Proper acoustical treatment of this wall will drastically lessen the chances of frequency boost and/or cancellation. Using studio foam absorption and diffusion panels would be ideal.
Many rooms have low-end "hot spots," specifically in corners. If left untreated you will hear more lows than your mix is actually producing. The end result may be a mix that has too little low-end. Bass taps or panels, with high absorption ability are needed to correct low-end room boosts.
The truth is, your space may have all sorts of frequency inaccuracies going on.
Learning how to acoustically treat a room will assure you're listening to an accurate picture of your projects. This plays a major factor in the quality of your mixes.
I realize that all this frequency boost/cut stuff can get confusing real quick. Here is one valuable and FREE resource that can save the day. Auralex Acoustics is a company that has been around since the late 70's. They offer an online personalized room analysis.
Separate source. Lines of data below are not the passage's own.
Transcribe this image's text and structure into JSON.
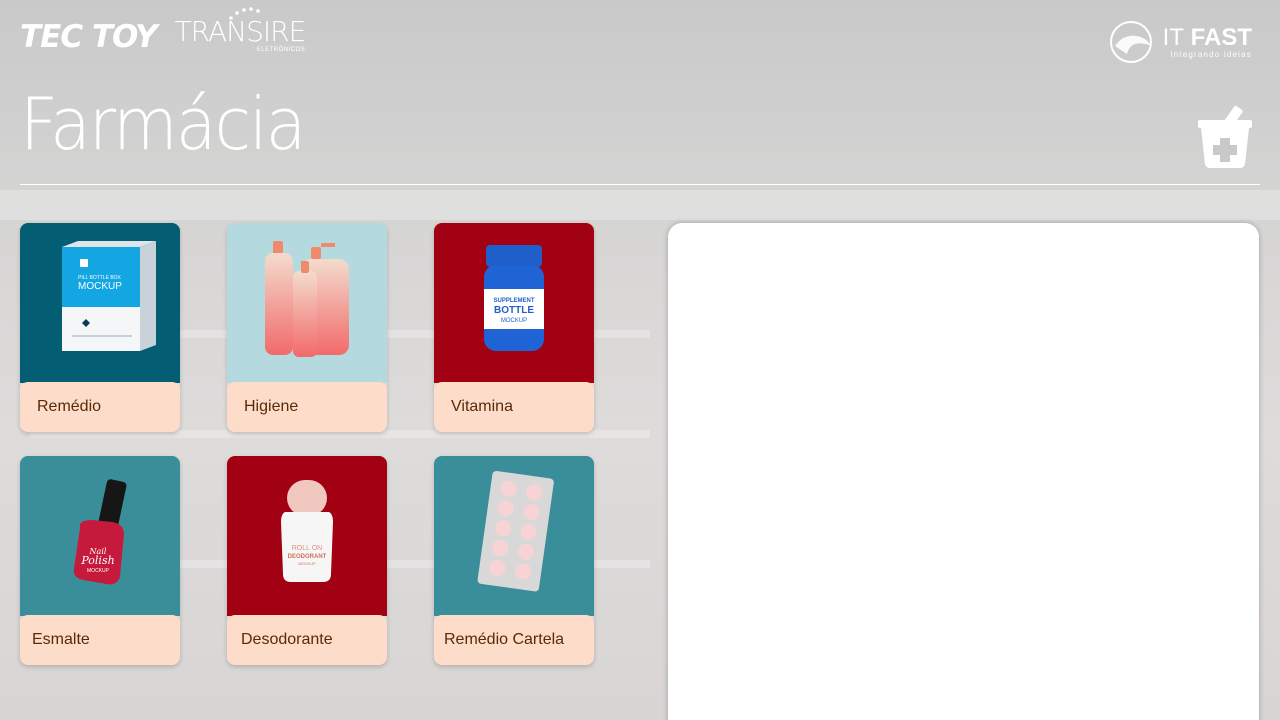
{
  "header": {
    "brand_left_1": "TEC TOY",
    "brand_left_2": "TRANSIRE",
    "brand_left_2_sub": "ELETRÔNICOS",
    "brand_right": {
      "prefix": "IT",
      "name": "FAST",
      "tagline": "Integrando ideias"
    }
  },
  "page": {
    "title": "Farmácia",
    "icon": "mortar-pestle-plus-icon"
  },
  "products": [
    {
      "label": "Remédio",
      "bg": "#035e74",
      "image": "medicine-box-mockup"
    },
    {
      "label": "Higiene",
      "bg": "#b4d9df",
      "image": "hygiene-bottles"
    },
    {
      "label": "Vitamina",
      "bg": "#a10113",
      "image": "supplement-bottle"
    },
    {
      "label": "Esmalte",
      "bg": "#3a8e9a",
      "image": "nail-polish-bottle"
    },
    {
      "label": "Desodorante",
      "bg": "#a10113",
      "image": "roll-on-deodorant"
    },
    {
      "label": "Remédio Cartela",
      "bg": "#3a8e9a",
      "image": "pill-blister-pack"
    }
  ],
  "mockup_text": {
    "box_line1": "PILL BOTTLE BOX",
    "box_line2": "MOCKUP",
    "bottle_line1": "SUPPLEMENT",
    "bottle_line2": "BOTTLE",
    "bottle_line3": "MOCKUP",
    "polish_line1": "Nail",
    "polish_line2": "Polish",
    "polish_line3": "MOCKUP",
    "deo_line1": "ROLL ON",
    "deo_line2": "DEODORANT",
    "deo_line3": "MOCKUP"
  }
}
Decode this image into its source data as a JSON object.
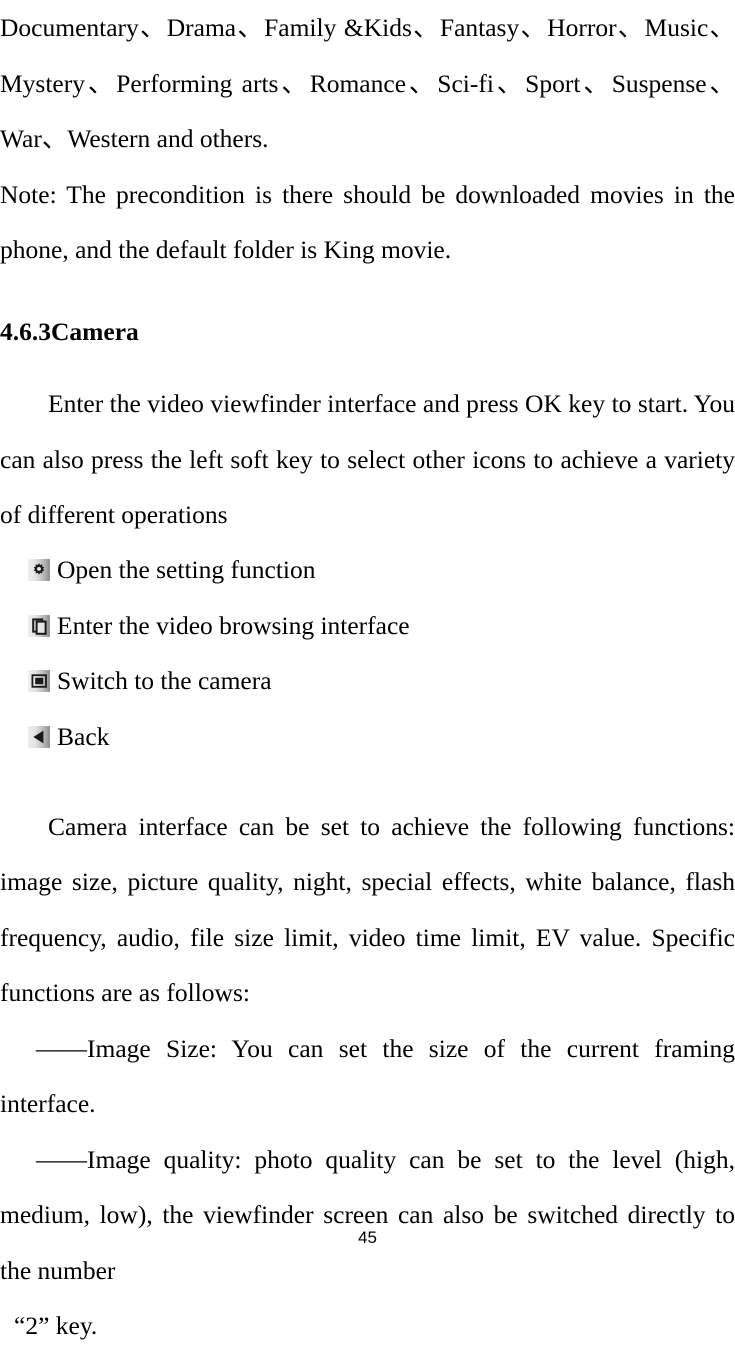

Take some measurements of your room and create a drawing of that space. Auralex will then look at your information and give you their feedback as to what they would treat. You can submit your info free online to Auralex here. Once you've completed that step, below are a few affordable options to begin acoustically treating your room.
Auralex Studiofoam Designer Kit Charcoal Gray $108.99
The Auralex Studiofoam Designer Kit uses an advanced design to dampen rogue sounds in your studio. Designer kit provides 32 - 1' x 1' x 2" panels in your choice of burgundy or charcoal with 2 tubes of Tubetak Pro Liquid Adhesive and an instruction sheet.32 sound-absorbing panels 2 tubes of liquid adhesive
Auralex D36-Dst Roominators Kit Charcoal $154.99
Roominators-DST Kits are designed to dramatically improve your acoustics, and give you a great designer look! Now you can have the expertise, features, and performance that you have come to expect from Auralex!Perfect for spot treatment and that designer look. The Roominators D36 acoustic sound control kit offers you a starting point to reduce unwanted slap and flutter echo in your room. Think of all the creative possibilities these kits afford as you begin to tune your room.The D36 kit includes:18 DST-112 panels 18 DST-114 panels 2 TubeTak Pro Adhesives
Learning how to acoustically treat a room is often a science (literally). Yet with a little help and forethought, the benefit can truly out weigh the potential learning cure. What do you think?
“Thanks to Graham at the Recording Revelation” Hmm, that doesn’t sound quite right ;)
Ha ha, ya your right Japheth, thanks for catching that one for me. ;) It’s Recording “Revolution” not “Revelation”. Tried to give props here but it does help to spell it right. ;) I’ve updated the post accordingly.